Kamis, 08 Januari 2026 | 10:21 WIB

Dibaca: 956

Tutup Mekanisme Umpan Balik Terhadap Masukan Masyarakat, UU P3 Diuji
Sebelas mahasiswa mempersoalkan frasa “dapat menjelaskan” dalam Pasal 96 ayat (8) UU P3 yang dinilai menutup mekanisme umpan balik terhadap masukan masyarakat dalam pembentukan suatu undang-undang.

 

JAKARTA, HUMAS MKRI – Bernita Matondang, Muhammad Amyusril Baramirdin, Aisyah Nurul Fajri beserta delapan Pemohon lainnya menguji konstitusionalitas Undang-Undang Nomor 13 Tahun 2022 tentang Pembentukan Peraturan Perundang-undangan (UU P3). Para Pemohon menilai ketentuan Pasal 96 ayat (8) UU P3 menimbulkan ketidakpastian prosedural yang berpotensi melanggar jaminan konstitusional warga negara. Hal tersebut disampaikan para Pemohon Permohonan Nomor 257/PUU-XXIII/2025 dalam sidang yang digelar pada Kamis (8/1/2026) di Ruang Sidang MK.

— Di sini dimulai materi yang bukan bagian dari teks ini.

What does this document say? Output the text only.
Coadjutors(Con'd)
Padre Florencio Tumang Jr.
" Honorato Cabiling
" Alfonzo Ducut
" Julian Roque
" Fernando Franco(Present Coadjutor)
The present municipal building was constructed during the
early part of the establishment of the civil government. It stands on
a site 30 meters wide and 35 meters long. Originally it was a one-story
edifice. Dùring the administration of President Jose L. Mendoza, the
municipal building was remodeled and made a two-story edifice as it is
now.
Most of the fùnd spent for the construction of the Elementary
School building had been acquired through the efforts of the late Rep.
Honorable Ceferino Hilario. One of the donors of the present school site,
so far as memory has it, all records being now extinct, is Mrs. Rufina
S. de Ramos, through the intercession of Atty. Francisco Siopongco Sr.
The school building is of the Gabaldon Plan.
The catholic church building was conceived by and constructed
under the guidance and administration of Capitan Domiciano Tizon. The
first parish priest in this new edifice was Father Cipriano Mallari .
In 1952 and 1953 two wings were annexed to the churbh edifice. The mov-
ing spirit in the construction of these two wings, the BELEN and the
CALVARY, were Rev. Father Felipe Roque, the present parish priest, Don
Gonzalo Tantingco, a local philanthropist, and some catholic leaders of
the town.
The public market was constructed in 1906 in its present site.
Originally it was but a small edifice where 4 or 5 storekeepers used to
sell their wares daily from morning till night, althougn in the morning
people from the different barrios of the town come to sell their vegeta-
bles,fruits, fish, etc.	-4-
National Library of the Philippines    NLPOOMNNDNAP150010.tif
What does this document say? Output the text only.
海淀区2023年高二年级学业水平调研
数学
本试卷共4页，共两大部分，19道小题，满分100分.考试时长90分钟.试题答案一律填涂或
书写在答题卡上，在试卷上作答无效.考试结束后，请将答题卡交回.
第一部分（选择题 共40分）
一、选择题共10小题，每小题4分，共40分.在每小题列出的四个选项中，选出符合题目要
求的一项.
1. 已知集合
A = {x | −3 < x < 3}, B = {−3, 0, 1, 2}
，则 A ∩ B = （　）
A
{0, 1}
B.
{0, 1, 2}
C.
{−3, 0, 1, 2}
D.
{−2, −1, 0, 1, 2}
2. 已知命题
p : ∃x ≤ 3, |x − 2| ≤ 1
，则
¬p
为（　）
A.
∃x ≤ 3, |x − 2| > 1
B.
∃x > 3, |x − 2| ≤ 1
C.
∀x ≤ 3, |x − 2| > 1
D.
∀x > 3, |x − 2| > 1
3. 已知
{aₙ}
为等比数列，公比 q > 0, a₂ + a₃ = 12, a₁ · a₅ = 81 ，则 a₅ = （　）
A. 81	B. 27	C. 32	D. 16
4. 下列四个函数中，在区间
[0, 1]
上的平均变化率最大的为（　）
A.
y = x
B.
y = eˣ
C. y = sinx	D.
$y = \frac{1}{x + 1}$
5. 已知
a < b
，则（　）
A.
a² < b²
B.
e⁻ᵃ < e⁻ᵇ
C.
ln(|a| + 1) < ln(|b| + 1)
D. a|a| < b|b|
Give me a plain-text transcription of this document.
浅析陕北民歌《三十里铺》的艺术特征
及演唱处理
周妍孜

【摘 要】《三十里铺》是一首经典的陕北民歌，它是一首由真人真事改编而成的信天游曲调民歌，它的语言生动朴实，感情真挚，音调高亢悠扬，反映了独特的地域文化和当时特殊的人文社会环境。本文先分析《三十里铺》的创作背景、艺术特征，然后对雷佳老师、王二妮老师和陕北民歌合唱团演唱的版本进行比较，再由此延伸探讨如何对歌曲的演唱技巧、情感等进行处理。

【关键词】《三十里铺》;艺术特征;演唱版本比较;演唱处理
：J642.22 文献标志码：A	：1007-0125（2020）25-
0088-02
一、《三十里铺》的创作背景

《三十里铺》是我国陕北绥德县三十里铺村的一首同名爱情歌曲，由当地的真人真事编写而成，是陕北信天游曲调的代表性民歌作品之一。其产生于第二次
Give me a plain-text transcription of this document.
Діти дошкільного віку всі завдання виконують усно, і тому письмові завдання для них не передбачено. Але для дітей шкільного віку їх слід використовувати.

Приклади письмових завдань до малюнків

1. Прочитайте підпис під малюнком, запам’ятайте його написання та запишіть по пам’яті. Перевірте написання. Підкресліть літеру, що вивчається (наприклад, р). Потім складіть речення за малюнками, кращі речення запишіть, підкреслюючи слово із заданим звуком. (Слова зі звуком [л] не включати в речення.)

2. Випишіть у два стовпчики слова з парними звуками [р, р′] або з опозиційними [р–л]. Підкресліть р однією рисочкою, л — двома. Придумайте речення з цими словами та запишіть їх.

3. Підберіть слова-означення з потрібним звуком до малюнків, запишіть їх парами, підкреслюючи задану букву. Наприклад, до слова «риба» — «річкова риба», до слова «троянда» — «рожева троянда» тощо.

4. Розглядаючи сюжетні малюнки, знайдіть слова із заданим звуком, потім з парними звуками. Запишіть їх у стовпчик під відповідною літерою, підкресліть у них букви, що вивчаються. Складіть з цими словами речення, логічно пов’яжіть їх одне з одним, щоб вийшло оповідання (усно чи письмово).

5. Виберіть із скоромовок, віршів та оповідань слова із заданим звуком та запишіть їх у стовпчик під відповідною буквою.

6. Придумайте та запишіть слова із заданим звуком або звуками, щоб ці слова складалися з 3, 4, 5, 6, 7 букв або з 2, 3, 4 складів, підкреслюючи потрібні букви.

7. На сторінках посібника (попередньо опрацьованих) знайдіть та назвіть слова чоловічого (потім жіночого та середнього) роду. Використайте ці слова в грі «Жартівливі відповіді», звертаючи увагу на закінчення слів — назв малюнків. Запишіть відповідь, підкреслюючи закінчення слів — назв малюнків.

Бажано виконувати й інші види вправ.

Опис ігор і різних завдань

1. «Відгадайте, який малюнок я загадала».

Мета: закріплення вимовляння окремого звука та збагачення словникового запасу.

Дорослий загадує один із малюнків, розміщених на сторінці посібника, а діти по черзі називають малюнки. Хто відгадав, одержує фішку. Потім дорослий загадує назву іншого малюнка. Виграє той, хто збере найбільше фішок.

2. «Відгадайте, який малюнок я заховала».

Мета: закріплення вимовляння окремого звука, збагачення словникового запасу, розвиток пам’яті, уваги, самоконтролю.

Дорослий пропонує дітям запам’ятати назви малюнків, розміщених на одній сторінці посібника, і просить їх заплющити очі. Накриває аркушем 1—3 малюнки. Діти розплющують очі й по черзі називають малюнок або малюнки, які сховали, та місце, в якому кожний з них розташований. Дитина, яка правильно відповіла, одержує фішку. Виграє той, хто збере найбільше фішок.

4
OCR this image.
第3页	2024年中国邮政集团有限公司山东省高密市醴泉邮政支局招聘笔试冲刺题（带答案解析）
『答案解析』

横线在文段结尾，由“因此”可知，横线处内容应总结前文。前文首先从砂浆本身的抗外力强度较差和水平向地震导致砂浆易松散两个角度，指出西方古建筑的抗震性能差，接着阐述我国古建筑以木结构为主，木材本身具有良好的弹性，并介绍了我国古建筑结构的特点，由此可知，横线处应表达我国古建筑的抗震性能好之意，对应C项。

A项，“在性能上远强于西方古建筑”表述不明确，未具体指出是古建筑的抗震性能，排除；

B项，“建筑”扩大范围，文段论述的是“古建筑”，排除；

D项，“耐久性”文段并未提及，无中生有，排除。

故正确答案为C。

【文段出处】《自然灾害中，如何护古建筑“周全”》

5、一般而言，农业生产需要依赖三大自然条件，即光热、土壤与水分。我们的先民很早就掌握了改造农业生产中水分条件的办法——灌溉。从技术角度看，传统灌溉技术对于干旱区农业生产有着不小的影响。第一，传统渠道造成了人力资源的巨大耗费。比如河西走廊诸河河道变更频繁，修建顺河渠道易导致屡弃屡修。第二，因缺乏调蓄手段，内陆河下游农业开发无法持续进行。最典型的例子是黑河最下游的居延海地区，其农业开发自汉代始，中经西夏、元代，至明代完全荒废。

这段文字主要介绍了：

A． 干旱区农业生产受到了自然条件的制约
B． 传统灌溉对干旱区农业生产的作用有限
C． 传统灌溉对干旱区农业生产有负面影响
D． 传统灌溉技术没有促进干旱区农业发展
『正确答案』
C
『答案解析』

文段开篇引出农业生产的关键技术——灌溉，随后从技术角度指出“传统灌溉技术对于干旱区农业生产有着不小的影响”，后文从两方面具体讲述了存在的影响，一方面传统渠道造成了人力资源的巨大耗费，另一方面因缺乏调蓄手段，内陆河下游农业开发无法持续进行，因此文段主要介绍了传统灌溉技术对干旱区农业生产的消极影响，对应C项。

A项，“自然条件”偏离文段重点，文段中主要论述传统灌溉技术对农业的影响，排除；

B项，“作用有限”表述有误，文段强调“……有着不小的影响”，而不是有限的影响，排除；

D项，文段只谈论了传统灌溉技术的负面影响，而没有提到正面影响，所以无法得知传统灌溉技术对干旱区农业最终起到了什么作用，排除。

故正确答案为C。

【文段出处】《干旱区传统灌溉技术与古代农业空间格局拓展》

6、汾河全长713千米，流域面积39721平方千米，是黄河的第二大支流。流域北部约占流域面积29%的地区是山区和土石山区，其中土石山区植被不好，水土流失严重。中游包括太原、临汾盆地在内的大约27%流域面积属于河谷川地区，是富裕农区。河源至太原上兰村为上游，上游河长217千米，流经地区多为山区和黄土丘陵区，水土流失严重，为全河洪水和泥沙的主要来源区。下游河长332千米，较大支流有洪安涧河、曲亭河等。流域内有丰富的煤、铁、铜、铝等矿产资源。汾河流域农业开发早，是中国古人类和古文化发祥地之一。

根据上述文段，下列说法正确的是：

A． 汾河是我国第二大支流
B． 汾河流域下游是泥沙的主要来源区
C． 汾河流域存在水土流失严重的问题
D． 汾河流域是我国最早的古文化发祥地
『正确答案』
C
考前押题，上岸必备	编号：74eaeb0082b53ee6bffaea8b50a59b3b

Dalam permohonannya, para Pemohon mempersoalkan frasa “dapat menjelaskan” dalam Pasal 96 ayat (8) UU P3 dinilai bersifat fakultatif dan tidak memberikan kepastian mengenai kewajiban pembentuk undang-undang untuk menindaklanjuti masukan masyarakat. Akibatnya, masyarakat yang telah berpartisipasi secara resmi tidak memperoleh kejelasan apakah pandangannya diterima, dipertimbangkan, atau dibahas dalam proses legislasi.

Sidang tersebut dipimpin oleh Hakim Konstitusi Arief Hidayat dengan didampingi Hakim Konstitusi Enny Nurbaningsih dan Hakim Konstitusi Daniel Yusmic P. Foekh. Para Pemohon berpendapat, kondisi tersebut bertentangan dengan prinsip kepastian hukum yang adil sebagaimana dijamin Pasal 28D ayat (1) Undang-Undang Dasar Negara Republik Indonesia Tahun 1945.

Menurut Para Pemohon, kepastian hukum tidak hanya berkaitan dengan keberlakuan norma secara formal, tetapi juga menuntut kejelasan, keterpahaman, serta dapat diprediksinya prosedur hukum, khususnya dalam pelaksanaan partisipasi publik.

“Partisipasi publik harus bermakna, mencakup hak untuk didengar, dipertimbangkan, dan memperoleh penjelasan atas pendapat yang disampaikan. Tanpa kepastian tindak lanjut, partisipasi publik berpotensi menjadi simbolik belaka,” ujar Aisyah Nurul Fajri yang hadir dalam persidangan.

Lebih lanjut, para Pemohon menegaskan bahwa partisipasi publik merupakan bagian dari procedural due process dalam negara hukum demokratis. Hak masyarakat, menurut mereka, tidak berhenti pada penyampaian pendapat, tetapi juga mencakup hak untuk dipertimbangkan serta memperoleh penjelasan atas masukan yang telah disampaikan. Standar tersebut, lanjut Pemohon, telah ditegaskan Mahkamah Konstitusi dalam Putusan Nomor 91/PUU-XVIII/2020 mengenai meaningful participation.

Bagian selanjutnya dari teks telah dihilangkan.